To encourage investment, the government eliminated a 2 percent export tax on coffee and cotton and lowered the general sales tax from 15 percent to 10 percent. The government also granted tax incentives for exporters of nontraditional products under a new export-promotion act. Like previous governments, the Chamorro administration announced it would extend preferential long-term credit for agro-industrial development.

Nicaragua

Nicaragua - LABOR

Nicaragua

Composition of the Labor Force

In 1989 the total labor force consisted of approximately 1,277,000 persons. Almost one-third of the labor force is made up of women, and about one-third of all working-age women hold jobs. In general, members of the labor force are relatively unskilled and have a high degree of mobility, frequently changing jobs or moving to other areas of the country to obtain work. Agriculture accounts for more than 30 percent of all employment, and workers outside of agriculture are more likely to be self-employed in small family-owned enterprises than salaried employees of larger concerns.

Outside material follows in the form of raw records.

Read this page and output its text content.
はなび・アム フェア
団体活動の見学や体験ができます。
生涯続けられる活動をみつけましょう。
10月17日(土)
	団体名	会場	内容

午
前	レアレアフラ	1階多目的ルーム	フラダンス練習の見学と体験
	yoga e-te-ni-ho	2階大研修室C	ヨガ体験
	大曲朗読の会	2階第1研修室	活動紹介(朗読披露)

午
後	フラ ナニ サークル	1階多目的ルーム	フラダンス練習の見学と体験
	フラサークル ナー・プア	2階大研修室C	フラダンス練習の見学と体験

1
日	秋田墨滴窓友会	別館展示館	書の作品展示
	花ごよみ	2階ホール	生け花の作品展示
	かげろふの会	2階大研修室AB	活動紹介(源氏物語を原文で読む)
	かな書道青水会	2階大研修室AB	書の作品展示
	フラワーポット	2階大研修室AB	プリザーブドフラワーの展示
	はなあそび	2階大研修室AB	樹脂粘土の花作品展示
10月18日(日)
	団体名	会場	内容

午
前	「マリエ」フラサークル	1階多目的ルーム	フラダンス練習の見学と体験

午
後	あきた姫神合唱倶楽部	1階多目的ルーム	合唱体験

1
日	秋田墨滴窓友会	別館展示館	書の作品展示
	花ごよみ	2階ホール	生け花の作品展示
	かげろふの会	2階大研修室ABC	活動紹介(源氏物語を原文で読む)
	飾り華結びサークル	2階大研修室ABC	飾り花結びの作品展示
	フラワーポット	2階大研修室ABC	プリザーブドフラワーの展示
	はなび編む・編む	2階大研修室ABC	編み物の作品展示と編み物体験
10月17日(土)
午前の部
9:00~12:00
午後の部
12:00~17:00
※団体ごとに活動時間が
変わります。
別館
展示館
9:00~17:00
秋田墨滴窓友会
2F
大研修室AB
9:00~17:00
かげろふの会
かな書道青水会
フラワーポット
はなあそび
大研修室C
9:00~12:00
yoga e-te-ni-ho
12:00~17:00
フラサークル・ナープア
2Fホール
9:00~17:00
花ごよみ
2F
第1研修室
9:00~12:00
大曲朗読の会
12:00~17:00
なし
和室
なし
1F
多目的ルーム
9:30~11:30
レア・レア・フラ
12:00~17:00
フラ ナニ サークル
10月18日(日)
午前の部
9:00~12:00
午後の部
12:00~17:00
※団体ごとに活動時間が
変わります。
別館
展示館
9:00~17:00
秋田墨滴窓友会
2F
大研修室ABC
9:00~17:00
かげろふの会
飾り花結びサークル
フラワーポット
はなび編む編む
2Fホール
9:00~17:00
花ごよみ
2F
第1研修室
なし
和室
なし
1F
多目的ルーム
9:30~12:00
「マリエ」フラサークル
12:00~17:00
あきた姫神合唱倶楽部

Approximately 40,000 new people usually enter the Nicaraguan labor force each year. Throughout the 1980s, many Nicaraguan workers were diverted from productive economic activities to the war effort. The 1990 demobilization of the military, however, added 50,000 persons to the work force.

Nicaragua entered the 1980s with a severe scarcity of skilled labor, especially technicians and other professionals. A "brain drain"--more than half a million professionals moved out of the country during the Sandinista era--further robbed the country of the expertise needed to staff its institutions. As many as 70 percent of Nicaraguan graduates with a master's degree in business administration were estimated to be in self-imposed exile in 1990.

Employment Conditions

Conditions of work are covered by several labor laws and are also spelled out by articles in the 1987 Nicaraguan constitution. The constitution specifies no more than an eight-hour workday in a forty-eight-hour (six-day) work week, with an hour of rest each day. Health and safety standards are also provided for by the constitution, and forced labor is prohibited.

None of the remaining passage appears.